The transfer device provided by the embodiment of the utility model has at least the following beneficial effects:

after the transfer device of above structure utilizes the gas to inhale the subassembly and holds the work piece, orders about the swing arm through rotary drive device and upwards swings or swing down, at this in-process, the subassembly of breathing in rotates around the relative swing arm of the axial of second horizontal pivot, and the work piece is when swinging the minimum of its swing orbit, and the gas is inhaled the subassembly and is released the work piece to realized the function of transporting the work piece between eminence and low, degree of automation is higher, and the work piece locating position is accurate moreover.

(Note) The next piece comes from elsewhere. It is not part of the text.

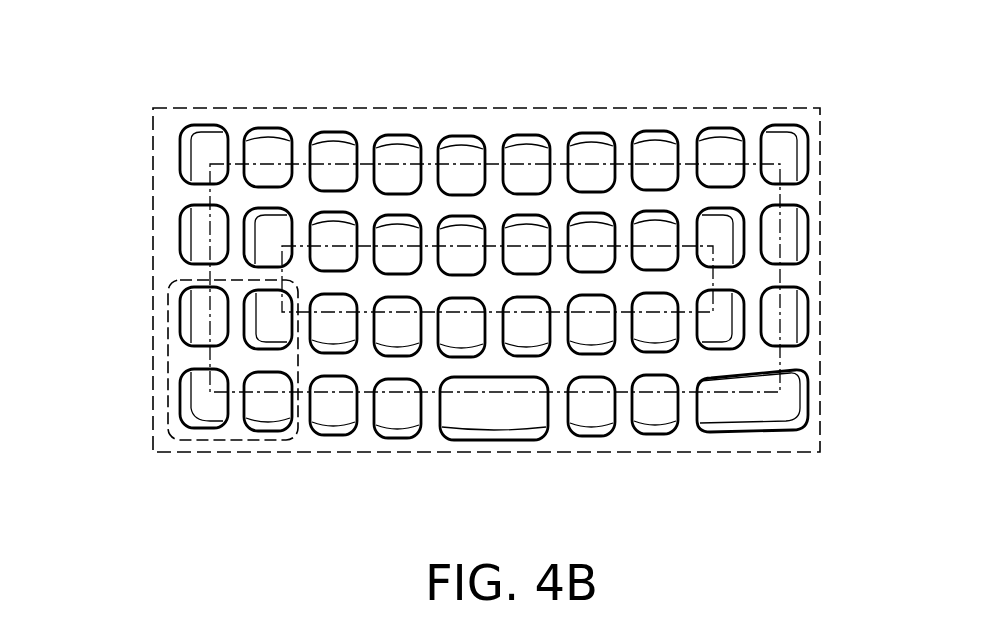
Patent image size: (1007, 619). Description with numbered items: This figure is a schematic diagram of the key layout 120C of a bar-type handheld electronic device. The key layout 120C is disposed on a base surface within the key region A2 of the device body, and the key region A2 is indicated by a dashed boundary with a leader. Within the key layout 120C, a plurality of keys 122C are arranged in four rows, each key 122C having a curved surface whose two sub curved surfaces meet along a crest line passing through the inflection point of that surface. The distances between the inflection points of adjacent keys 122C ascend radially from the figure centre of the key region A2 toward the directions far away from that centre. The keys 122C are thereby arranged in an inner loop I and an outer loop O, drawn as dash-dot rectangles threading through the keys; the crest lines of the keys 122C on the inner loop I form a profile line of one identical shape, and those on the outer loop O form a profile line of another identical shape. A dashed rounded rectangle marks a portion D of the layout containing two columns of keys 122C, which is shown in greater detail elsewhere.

In some embodiments of the present invention, in order to perform the function of receiving the previous process and transporting the previous process to the next process, a first conveyor belt and a second conveyor belt located above the first conveyor belt are provided on the frame, and the air suction assembly can move above the first conveyor belt and the second conveyor belt.

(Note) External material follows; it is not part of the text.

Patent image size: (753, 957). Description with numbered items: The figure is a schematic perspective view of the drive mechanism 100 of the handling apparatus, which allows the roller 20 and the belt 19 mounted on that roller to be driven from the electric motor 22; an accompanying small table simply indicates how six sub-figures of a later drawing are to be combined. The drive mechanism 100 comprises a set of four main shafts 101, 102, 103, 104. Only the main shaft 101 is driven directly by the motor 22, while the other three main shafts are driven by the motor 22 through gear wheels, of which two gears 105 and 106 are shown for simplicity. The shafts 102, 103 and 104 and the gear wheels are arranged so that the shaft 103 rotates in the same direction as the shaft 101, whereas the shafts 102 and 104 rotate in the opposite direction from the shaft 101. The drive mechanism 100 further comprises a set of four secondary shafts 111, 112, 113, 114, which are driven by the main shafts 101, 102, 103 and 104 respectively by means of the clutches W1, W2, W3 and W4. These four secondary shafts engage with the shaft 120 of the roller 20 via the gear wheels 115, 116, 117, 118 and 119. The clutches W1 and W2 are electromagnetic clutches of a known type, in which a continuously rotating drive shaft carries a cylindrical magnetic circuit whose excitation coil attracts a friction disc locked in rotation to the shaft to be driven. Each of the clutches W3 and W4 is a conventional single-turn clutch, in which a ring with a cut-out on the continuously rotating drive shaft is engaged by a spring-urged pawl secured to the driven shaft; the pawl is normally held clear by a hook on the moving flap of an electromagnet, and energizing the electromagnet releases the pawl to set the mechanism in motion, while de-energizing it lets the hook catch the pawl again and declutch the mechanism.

In some embodiments of the present invention, a blocking member is disposed on the frame and located above the first conveying belt or the second conveying belt, the blocking member is provided with a blocking and positioning region capable of limiting movement of a workpiece, and the air suction assembly can move into the blocking and positioning region to grab the workpiece. When the workpiece moves to be in contact with the blocking piece under the conveying action of the first conveying belt or the second conveying belt, the workpiece can enter the blocking positioning area to achieve certain position adjustment, and convenience is brought to production of a subsequent process.

In some embodiments of the present invention, in order to achieve a higher degree of automation, a first sensor corresponding to the blocking and positioning region is disposed on the frame, and the rotation driving device, the air suction assembly, and the first sensor are electrically connected to a control system. When the work piece reachd and block the locating area district, the work piece is sensed to first inductor, drives about the swing arm motion by control system control rotary driving device for the air suction assembly on the swing arm moves to can adsorb the work piece, then rotary driving device drives about the swing arm and upwards or swing down to required position, and at this moment, the air suction assembly also rotates the bottom surface down to the work piece relatively the swing arm, then the air suction assembly releases the work piece.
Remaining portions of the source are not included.